Same. I try not to feel sad or resentful at how effective the treatment is for me to live. I hate to "have to be medicated" but it's the difference between calmly getting things done and having my life in order vs existing in chaos and internalized hate and stress. Life is exhausting without it unfortunately. I was diagnosed at age 5 and age 12 but never medicated. Finally as a professional adult I was sick of gaslighting myself saying "you just aren't trying hard enough". I got my adult diagnosis and "surprise" , I definitely got it. I was done killing myself to be "normal" and barely making it. On the outside I look "successful" and on the inside it's all duct tape and super glue without it. Benn saying he feels cracked out without it is spot on.

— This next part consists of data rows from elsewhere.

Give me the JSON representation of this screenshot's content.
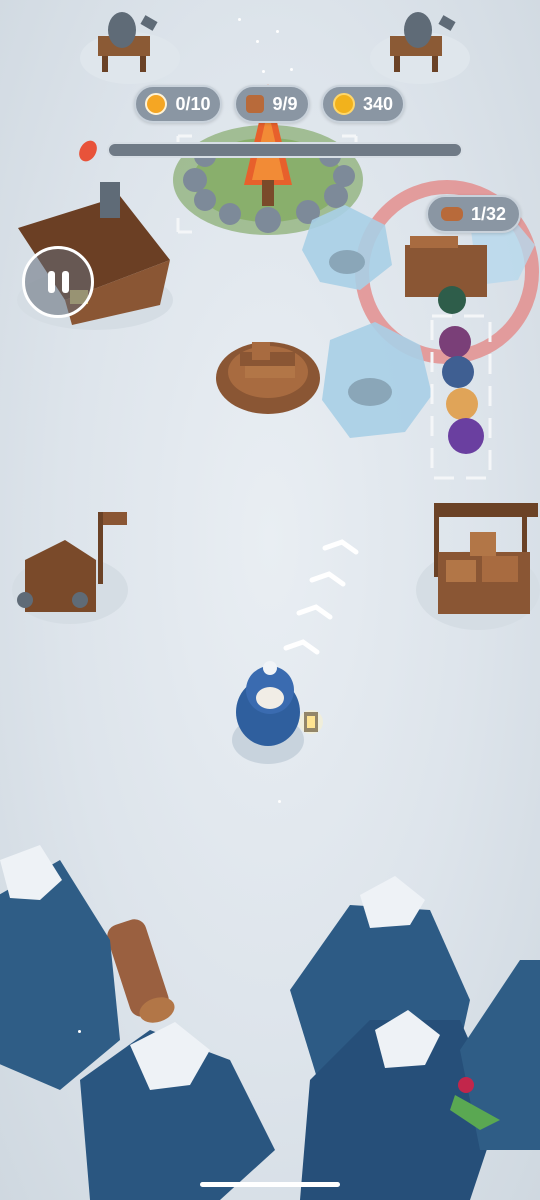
{
  "hud": {
    "people_counter": "0/10",
    "wood_counter": "9/9",
    "coins": "340",
    "queue_counter": "1/32",
    "fire_progress": 0.0,
    "colors": {
      "coin": "#f2b21c",
      "people": "#f5a623",
      "wood": "#b86a3a",
      "fire_icon": "#e8533a",
      "pill_bg": "#8a96a3"
    }
  },
  "buttons": {
    "pause_icon": "pause-icon"
  }
}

It sounds like I'll never know
The same for me. The quiet I experienced in my head for the first time in over 50 + years almost made me cry. At first, it was scary as hell because I couldn't remember a time when I didn't have the cacophony of ideas, thoughts, rabbit trails, distraction, and sleepless nights from it was exhausting. I found out quickly that there was such a thing as adha. I ignored the dx I was given of adhd for 40 yrs. My first dose of ritalin made me tired, but the side effects for me were not ideal. Constant gritted teeth, dry mouth so bad I could spit cotton. My fist dose of Adderall knocked me out. I slept like I could never do in the past. I feel calm, can focus as long as I remember to take it. The problem was that I'll forget or get distracted and lose track of time with the distractions. My brain would wake up full throttle as if there were dozens of meetings that took place in my brain while I was sleeping that the anxiety to catch up with these meetings was a daily experience every morning. I now set alarms to remind me to take the medication. This mostly works, but, it is easy for me to get distracted within minutes of the alarm, and I still forget from time to time. I still have a house full of unfinished projects and regular tasks left half done, but I'm working on it. I was diagnosed with Aspergers in my 40s, over 20 yrs after the ADHD dx. I had takenmy youngestin for evaluationand the psychiatrist asked if he could interview me, then asked me to take a few tests. We both walked out of there with the same diagnosis. I didn't tell anyone until 3 yrs ago. So this could have some to do with me not being able to get through things my mind finds mundane or of little interest. I have a hyper focus that will set me into patterns that though seem harmless, can freeze me in my tracks from doing anything else...
I know what you mean about the quiet feeling in your head. My head feels like there's a crowd of people perpetually trying to get my attention at once, all wanting different things. I've cried of relief before when I took Adderall and it finally quelled the chaos that runs rampant in my brain at all other times.
I resonate with being frozen, I'm like that when I research some topic. I call in "juicing". I have to tell myself out loud to stop, go play with your kids😅
OK, I missed the boat when one of my favorite electronic musicians started a popular RUclips channel! I was like "is this...THE Benn Jordan of Flashbulb fame" and it totally is. How cool is this. I love your music and saw you live in Detroit in the early 00s when a friend, Mikey Woo, got you to come out and play for us. So cool to see you here making really informative and interesting videos.
Glad I found this channel. Your style of videos and personality are a great medium to examine these topics through
I hate this.
I love the immense effort and sheer heart and soul put into this video, as always. Thanks again, Benn.